Les rats
Multiples et ambitieux étaient les projets d’expansion de l’empire des Bellefleur cet automne, et nombreux aussi furent les cadeaux inattendus que le destin distribua à la famille – par exemple, tout à fait par hasard (car elle était encore une jeune fille), Morna attira le regard du fils aîné du gouverneur Horehound, à un bal de bienfaisance donné dans son château, et le jeune homme lui faisait une cour ardente ; et un beau jour d’octobre les Bellefleur furent informés qu’Edgar Schaff était mort brusquement d’un arrêt du cœur à Mexico, et que sa fortune, y compris le château des Schaff, revenait à sa femme, selon les termes de son généreux testament (car le pauvre homme fou de douleur n’avait jamais modifié son testament, malgré le comportement décevant de Christabel, comme s’il avait cru qu’il pourrait, après tout, persuader son épouse fugueuse de revenir auprès de lui).
(Ici, la difficulté était, souligna Leah, que Christabel se cachait toujours, probablement en compagnie de son amant Demuth, et que même les détectives engagés par les Bellefleur ne réussissaient pas à la retrouver. Ils avaient suivi sa trace jusqu’à la frontière mexicaine – mais ensuite ils avaient été incapables de continuer. Comment les Bellefleur pouvaient-ils s’emparer de la propriété des Schaff, si Christabel ne venait pas l’exiger en personne ? Et les Schaff, bien entendu, dirigés par ce dragon matriarcal, n’avaient pas perdu de temps à pleurer, et contestaient déjà le testament. Car Schaff, grisé par une passion qui eût mieux convenu à un très jeune époux, avait tout laissé à Christabel – les journaux ; les investissements ; la propriété ; les antiquités, les souvenirs, les collections spéciales d’une valeur inestimable du baron Schaff ; et quelque trente mille hectares de terres sauvages présentant un intérêt stratégique.)
Et Ewan, après sa déconvenue passagère d’août, quand il avait dû arrêter son propre oncle pour assassinat, était maintenant plus populaire que jamais : une série de descentes éclairs dans les établissements de jeu de tout le comté, y compris dans un lieu très connu de Paie-des-Sables (où, révéla-t-on, des métis indiens volaient froidement à des jeunes Blancs naïfs les économies de toute leur vie et même leurs automobiles, et leur équipement agricole) avait rapporté au comté des sommes d’argent extraordinaires et même une provision considérable de revolvers, de fusils, de munitions et d’explosifs, qui avaient un usage tout trouvé.
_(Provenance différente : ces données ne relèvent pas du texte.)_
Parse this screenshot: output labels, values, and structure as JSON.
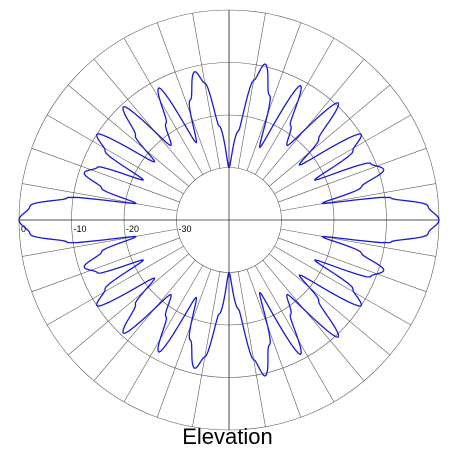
{
  "chart_data": {
    "type": "line",
    "subtype": "polar",
    "title": "Elevation",
    "radial_unit": "dB",
    "radial_range": [
      -40,
      0
    ],
    "radial_ticks": [
      "0",
      "-10",
      "-20",
      "-30"
    ],
    "angular_grid_step_deg": 10,
    "grid": true,
    "series": [
      {
        "color": "#1a1ad6",
        "angle_deg": [
          0,
          4,
          8,
          10,
          14,
          18,
          22,
          25,
          29,
          33,
          38,
          42,
          47,
          52,
          57,
          62,
          67,
          72,
          77,
          80,
          84,
          90,
          96,
          100,
          103,
          108,
          113,
          118,
          123,
          128,
          133,
          138,
          142,
          147,
          151,
          155,
          158,
          162,
          166,
          170,
          172,
          176,
          180
        ],
        "level_db": [
          0,
          -2,
          -9,
          -22,
          -14,
          -9,
          -11,
          -22,
          -13,
          -10,
          -23,
          -17,
          -9.5,
          -22,
          -18.5,
          -11,
          -25,
          -15,
          -9.5,
          -13,
          -23,
          -30,
          -22,
          -13.5,
          -11,
          -16,
          -24,
          -11.5,
          -18,
          -22,
          -10.5,
          -16,
          -22,
          -10,
          -13,
          -22,
          -13,
          -11,
          -15,
          -22,
          -9,
          -2,
          0
        ]
      }
    ]
  }
}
Et Gideon, bien qu’il se fût remis assez lentement de son accident, avait commencé à agir en vendant le reste de ses voitures, et en négociant avec le propriétaire d’un aéroport assez important à Invemere (à environ quatre-vingt-dix kilomètres au nord-est du lac Noir) une participation quelconque : une procédure qui inquiéta les membres les plus conservateurs de la famille, qui se méfiaient énormément des avions, mais qui plut considérablement à Leah.
Des changements importants furent introduits dans les fermes des Bellefleur, sous la surveillance de Noel ; les vieilles granges furent rasées et de nouvelles granges avec de beaux toits d’aluminium furent construites ; on posa des silos automatisés, de gros réservoirs, des centaines de lampes à arc ; des poulaillers alimentés par batteries dans lesquels cent mille poules (de Rhode Island) passaient leur vie dans des cages minuscules, nourries avec un grain spécial pour augmenter à la fois leur capacité de pondeuses et la grosseur de leurs œufs ; selon le système du circuit fermé, les vaches laitières passaient maintenant leur vie entière entre des murs de béton, recevant leur nourriture (surtout de la luzerne) par un distributeur situé au-dessus de leur tête. Malgré le coût énorme des investissements pour ce nouvel équipement la famille économiserait, année après année, le salaire écrasant de centaines de métayers et d’ouvriers agricoles peu dignes de confiance – avec un système presque automatisé il suffirait de garder quelques « fermiers » ; et Albert avait exprimé le désir de surveiller l’opération tout entière. « Si seulement nous pouvions aussi nous débarrasser de l’odeur de ces créatures », entendit-on dire Aveline. Elle parlait bien entendu des animaux.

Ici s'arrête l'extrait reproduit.